Im Fokus stehen derzeit neue Medikamente, die beim Abnehmen
helfen und den Blutzucker regulieren – sogenannte Inkretine, die Mono
GLP-1- und duale GLP1/GIP-Rezeptoragonisten. In der SCALE-Studie (n=
3.731) führte Liraglutid zu nachhaltiger Gewichtsabnahme und
normoglykämischen Remissionen. In den STEP 10- (n=207) und SELECT-
Studien (n>17.000) zeigte Semaglutid ähnliche Ergebnisse. Besonders
eindrucksvoll waren die Ergebnisse der SURMOUNT-1-Studie mit
Tirzepatid: Nach 176 Wochen konnte die Progression zum Typ-2-Diabetes
um 93 % reduziert werden – begleitet von einer signifikanten
Gewichtsabnahme und Verbesserung kardiometabolischer Parameter.
Allerdings kam es nach Absetzen der Medikation zu einem Rückgang der
positiven Effekte, was auf die Notwendigkeit einer langfristigen
Therapie bei Hochrisikopatient:innen hinweist.
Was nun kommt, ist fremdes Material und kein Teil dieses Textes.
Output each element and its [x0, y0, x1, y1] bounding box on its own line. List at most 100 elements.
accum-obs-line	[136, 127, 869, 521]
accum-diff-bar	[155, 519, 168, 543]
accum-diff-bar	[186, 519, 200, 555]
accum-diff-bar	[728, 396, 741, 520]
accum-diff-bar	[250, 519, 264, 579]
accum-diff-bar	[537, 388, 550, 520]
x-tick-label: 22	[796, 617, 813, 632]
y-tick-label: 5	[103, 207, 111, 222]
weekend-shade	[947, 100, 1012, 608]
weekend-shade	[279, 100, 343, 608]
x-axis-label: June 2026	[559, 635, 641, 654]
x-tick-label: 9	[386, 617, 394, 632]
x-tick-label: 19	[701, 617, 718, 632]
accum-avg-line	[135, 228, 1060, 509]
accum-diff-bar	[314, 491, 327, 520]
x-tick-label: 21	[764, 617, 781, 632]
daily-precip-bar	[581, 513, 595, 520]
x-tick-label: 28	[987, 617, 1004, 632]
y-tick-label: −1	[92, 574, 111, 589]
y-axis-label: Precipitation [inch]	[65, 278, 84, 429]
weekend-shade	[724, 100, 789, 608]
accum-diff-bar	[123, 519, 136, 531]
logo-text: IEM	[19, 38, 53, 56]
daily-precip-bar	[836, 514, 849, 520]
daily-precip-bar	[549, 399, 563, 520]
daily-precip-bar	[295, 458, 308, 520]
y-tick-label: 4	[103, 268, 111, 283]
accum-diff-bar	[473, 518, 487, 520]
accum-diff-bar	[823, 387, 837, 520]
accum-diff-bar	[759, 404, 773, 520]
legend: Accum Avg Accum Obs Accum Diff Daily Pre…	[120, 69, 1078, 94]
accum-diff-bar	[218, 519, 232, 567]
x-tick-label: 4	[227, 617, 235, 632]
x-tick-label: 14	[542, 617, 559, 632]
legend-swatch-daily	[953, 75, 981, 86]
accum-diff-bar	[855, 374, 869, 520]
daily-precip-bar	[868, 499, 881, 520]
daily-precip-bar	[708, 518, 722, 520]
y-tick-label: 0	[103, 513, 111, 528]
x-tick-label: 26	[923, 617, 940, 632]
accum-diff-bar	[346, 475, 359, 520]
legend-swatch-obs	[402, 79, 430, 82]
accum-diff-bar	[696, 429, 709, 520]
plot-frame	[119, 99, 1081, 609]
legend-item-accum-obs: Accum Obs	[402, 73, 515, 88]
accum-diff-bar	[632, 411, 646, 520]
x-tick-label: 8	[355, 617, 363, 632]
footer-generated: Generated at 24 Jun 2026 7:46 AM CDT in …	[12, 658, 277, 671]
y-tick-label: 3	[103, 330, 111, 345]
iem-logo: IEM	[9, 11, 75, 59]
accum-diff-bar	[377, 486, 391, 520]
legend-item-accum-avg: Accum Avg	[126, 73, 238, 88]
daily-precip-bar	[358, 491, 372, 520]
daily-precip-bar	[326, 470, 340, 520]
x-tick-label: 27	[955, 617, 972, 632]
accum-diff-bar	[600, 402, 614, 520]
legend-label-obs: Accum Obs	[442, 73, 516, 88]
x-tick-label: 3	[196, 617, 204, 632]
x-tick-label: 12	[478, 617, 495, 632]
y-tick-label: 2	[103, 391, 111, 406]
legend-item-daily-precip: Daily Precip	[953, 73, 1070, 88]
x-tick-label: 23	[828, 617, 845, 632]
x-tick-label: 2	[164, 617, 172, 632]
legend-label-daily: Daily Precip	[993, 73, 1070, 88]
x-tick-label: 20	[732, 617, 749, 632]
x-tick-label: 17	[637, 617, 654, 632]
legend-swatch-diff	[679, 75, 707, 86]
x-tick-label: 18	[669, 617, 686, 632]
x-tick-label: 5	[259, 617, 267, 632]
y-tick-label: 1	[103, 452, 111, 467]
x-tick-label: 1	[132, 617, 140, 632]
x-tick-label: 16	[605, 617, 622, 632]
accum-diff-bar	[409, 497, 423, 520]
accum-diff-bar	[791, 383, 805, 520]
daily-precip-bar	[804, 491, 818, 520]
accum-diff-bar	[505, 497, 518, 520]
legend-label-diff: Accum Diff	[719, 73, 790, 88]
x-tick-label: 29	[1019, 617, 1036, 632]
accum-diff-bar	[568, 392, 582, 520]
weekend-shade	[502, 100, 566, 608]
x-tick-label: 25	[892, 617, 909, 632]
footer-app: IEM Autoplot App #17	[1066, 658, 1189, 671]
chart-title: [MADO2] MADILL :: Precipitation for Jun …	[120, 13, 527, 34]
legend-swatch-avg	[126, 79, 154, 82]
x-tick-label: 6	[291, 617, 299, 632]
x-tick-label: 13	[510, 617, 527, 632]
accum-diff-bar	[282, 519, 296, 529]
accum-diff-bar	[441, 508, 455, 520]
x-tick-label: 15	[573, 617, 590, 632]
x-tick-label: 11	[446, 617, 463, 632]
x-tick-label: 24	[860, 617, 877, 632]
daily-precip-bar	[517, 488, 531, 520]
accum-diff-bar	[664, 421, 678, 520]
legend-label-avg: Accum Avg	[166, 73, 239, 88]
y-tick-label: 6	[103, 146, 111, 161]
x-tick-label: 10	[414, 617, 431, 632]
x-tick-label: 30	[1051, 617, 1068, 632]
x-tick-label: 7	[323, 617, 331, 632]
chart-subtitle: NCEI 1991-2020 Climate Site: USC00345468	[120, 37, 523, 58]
Die aktuellen Daten belegen: Österreich steht vor einer großen
Herausforderung – aber auch vor der Chance, durch gezielte Vorsorge
und strukturierte Früherkennung langfristig gesundheitliche und
ökonomische Schäden zu vermeiden.

Über die Österreichische Diabetes Gesellschaft (ÖDG)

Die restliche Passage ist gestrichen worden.